Google’s Vulnerability Scanning for Their Cloud Infrastructure in Beta
Google is engaging in a very competitive market in cloud storage and solutions sector. It is a growth market where the search giant is wrestling arms with Amazon Cloud Services, Microsoft Azure, IBM, SAP, Salesforce and other minor players. Their products and services have many things in common than differences. Hence, it is important for Google to distinguish itself from others, by adding features that are not yet implemented by their competitors.
One such feature is vulnerability scanning, which enables a much more secure environment for their customers. It is currently available under their beta program: “This is a beta release of Container Analysis. This feature might be changed in backward-incompatible ways and is not subject to any SLA or deprecation policy. This feature is not intended for real-time usage in critical applications. You can integrate Binary Authorization with vulnerability scanning to prevent images with known security issues from running in your deployment environment. For most users, vulnerability scanning is enabled automatically on enabling the Container Analysis API. However, some users of App Engine may need to enable vulnerability scanning by clicking the enable vulnerability scanning button after enabling the Container Analysis API.” said Google in their official webpage announcing the feature.

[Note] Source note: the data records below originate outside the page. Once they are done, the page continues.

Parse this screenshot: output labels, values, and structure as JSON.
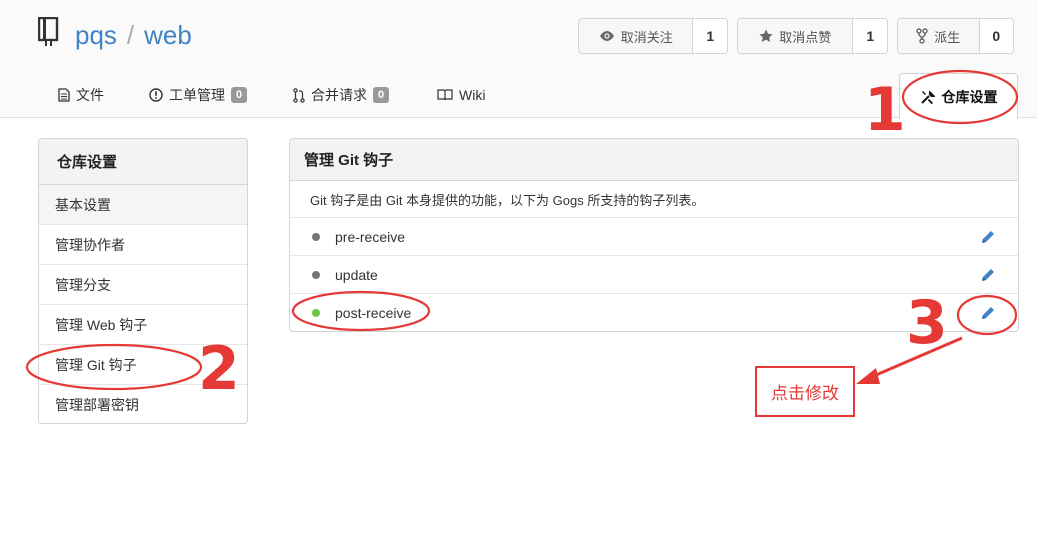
{
  "repo": {
    "owner": "pqs",
    "separator": "/",
    "name": "web"
  },
  "actions": {
    "unwatch": {
      "label": "取消关注",
      "count": "1"
    },
    "unstar": {
      "label": "取消点赞",
      "count": "1"
    },
    "fork": {
      "label": "派生",
      "count": "0"
    }
  },
  "tabs": [
    {
      "label": "文件"
    },
    {
      "label": "工单管理",
      "badge": "0"
    },
    {
      "label": "合并请求",
      "badge": "0"
    },
    {
      "label": "Wiki"
    }
  ],
  "active_tab": {
    "label": "仓库设置"
  },
  "sidebar": {
    "title": "仓库设置",
    "items": [
      {
        "label": "基本设置"
      },
      {
        "label": "管理协作者"
      },
      {
        "label": "管理分支"
      },
      {
        "label": "管理 Web 钩子"
      },
      {
        "label": "管理 Git 钩子"
      },
      {
        "label": "管理部署密钥"
      }
    ]
  },
  "panel": {
    "title": "管理 Git 钩子",
    "description": "Git 钩子是由 Git 本身提供的功能，以下为 Gogs 所支持的钩子列表。",
    "hooks": [
      {
        "name": "pre-receive",
        "status_color": "#767676"
      },
      {
        "name": "update",
        "status_color": "#767676"
      },
      {
        "name": "post-receive",
        "status_color": "#6cc644"
      }
    ]
  },
  "annotations": {
    "step1": "1",
    "step2": "2",
    "step3": "3",
    "callout": "点击修改",
    "color": "#e53935"
  },
  "colors": {
    "link": "#4183c4",
    "edit_icon": "#4183c4"
  }
}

The vulnerability scanning covers protection from known vulnerabilities and continues to be updated with new signatures. Cloud Build automatically scans for vulnerability during its image creation. Google provided vulnerability scanning beta support for RedHat Enterprise Linux, its open source alternative, CentOS, Ubuntu, Debian, and Alphine.
System administrators can choose to use the beta, set up rules for automatic vulnerability scanning against the images. The system also creates detailed reports about the detected vulnerability, the available fix, and links to more references regarding the vulnerability.
Aside from the beta vulnerability scanning, Google also revealed the release of Cloud Memory store, a Google-based in-memory data stored. With it, automatic monitoring, failover, scaling and provisioning become possible.